Enough elephant tusks to fill a thousand ox wagons - that's how much ivory alone was shipped out of Durban bay between the 1820s and the 1880s. It amounted to at least a million kilograms, or a thousand tons, of ivory and represented the slaughter of 20 000 elephants. Piles of elephant tusks were then a common sight at the dockside in Port Natal. But that was not all - rhino horn; buck horn; buffalo, hippo and wildebeest hide; lion, leopard and wildcat skin; as well as live wild animals, all were exported, much coming from the last surviving great African kingdom in southern Africa, Zululand.
The three pillars of the Zululand and Maputaland wilderness were the wild game, the avifauna, particularly game birds, and the indigenous forests.

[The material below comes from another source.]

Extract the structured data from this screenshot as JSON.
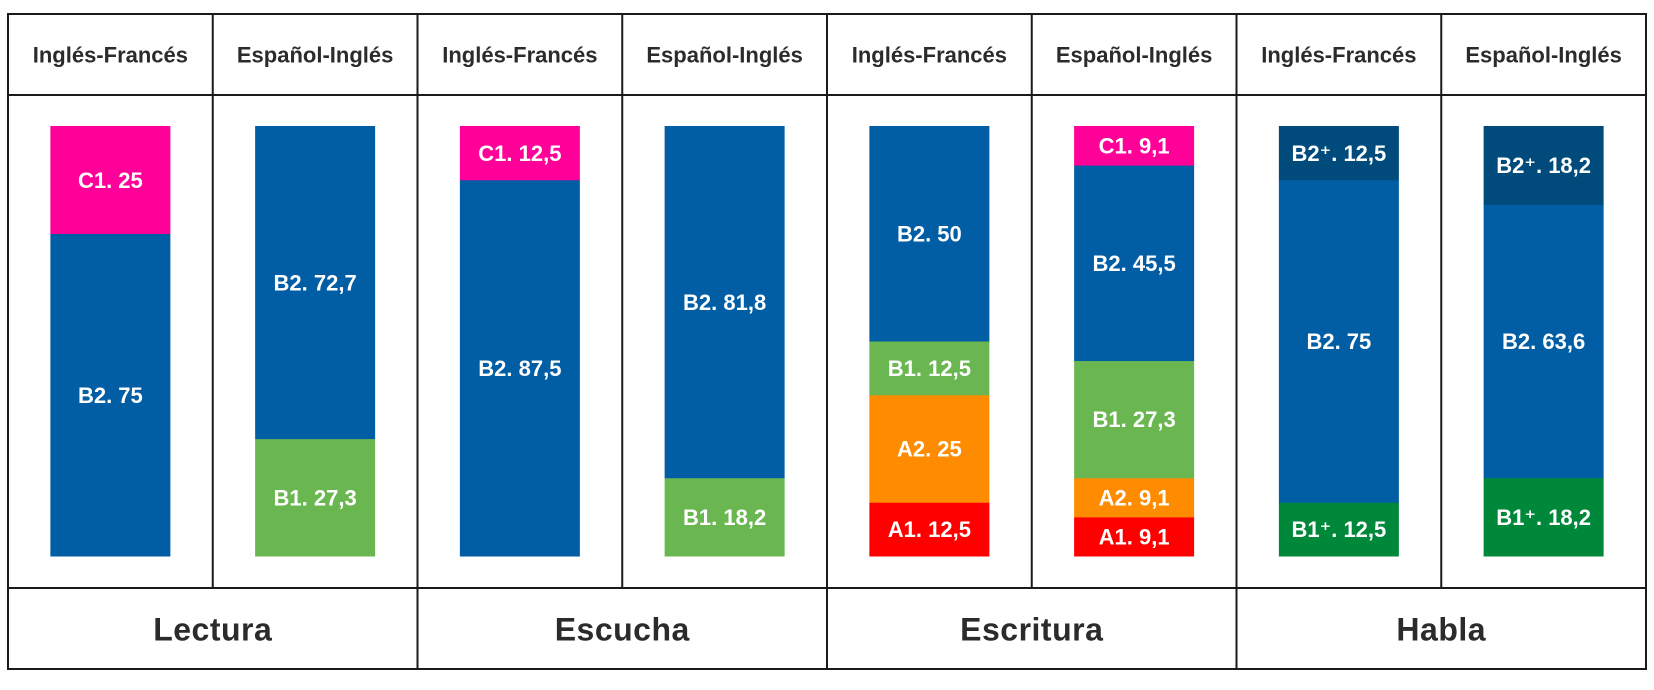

This book charts both the onslaught on them and the efforts made to preserve them from the destruction that seemed imminent and inevitable.

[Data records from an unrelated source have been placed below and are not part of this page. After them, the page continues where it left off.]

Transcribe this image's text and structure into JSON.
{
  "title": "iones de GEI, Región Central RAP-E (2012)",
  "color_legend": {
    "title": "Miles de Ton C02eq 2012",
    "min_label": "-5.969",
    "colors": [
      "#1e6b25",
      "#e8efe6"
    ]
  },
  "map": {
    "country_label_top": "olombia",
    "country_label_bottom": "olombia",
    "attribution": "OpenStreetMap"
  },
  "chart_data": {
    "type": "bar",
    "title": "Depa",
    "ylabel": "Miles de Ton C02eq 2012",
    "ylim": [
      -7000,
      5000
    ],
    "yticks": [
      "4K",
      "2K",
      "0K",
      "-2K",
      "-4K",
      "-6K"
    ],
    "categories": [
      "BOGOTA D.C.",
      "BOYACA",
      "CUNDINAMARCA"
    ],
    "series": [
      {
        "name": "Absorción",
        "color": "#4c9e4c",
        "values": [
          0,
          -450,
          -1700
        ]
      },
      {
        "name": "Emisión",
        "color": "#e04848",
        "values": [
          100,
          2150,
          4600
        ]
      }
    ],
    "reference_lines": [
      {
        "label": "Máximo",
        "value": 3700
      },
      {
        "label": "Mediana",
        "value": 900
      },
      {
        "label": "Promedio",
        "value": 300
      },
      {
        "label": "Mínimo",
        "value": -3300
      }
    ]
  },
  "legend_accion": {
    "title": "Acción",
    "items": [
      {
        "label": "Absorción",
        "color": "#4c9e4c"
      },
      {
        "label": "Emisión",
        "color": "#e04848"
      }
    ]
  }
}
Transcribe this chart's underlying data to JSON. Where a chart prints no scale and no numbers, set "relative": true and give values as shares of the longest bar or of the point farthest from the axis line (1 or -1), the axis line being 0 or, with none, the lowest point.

But the book also tells the story of the local African population and their attitudes; it looks at the white and African hunters who pursued the game; and it traces the foundation in the 1890s of the first Zululand game reserves and their struggle for survival against all the odds. Had not the pioneers of Zululand conservation embarked on this early conservation movement, the Zululand wilderness with its tremendous diversity of fauna and flora would have disappeared completely - and with it one of Africa's brightest jewels.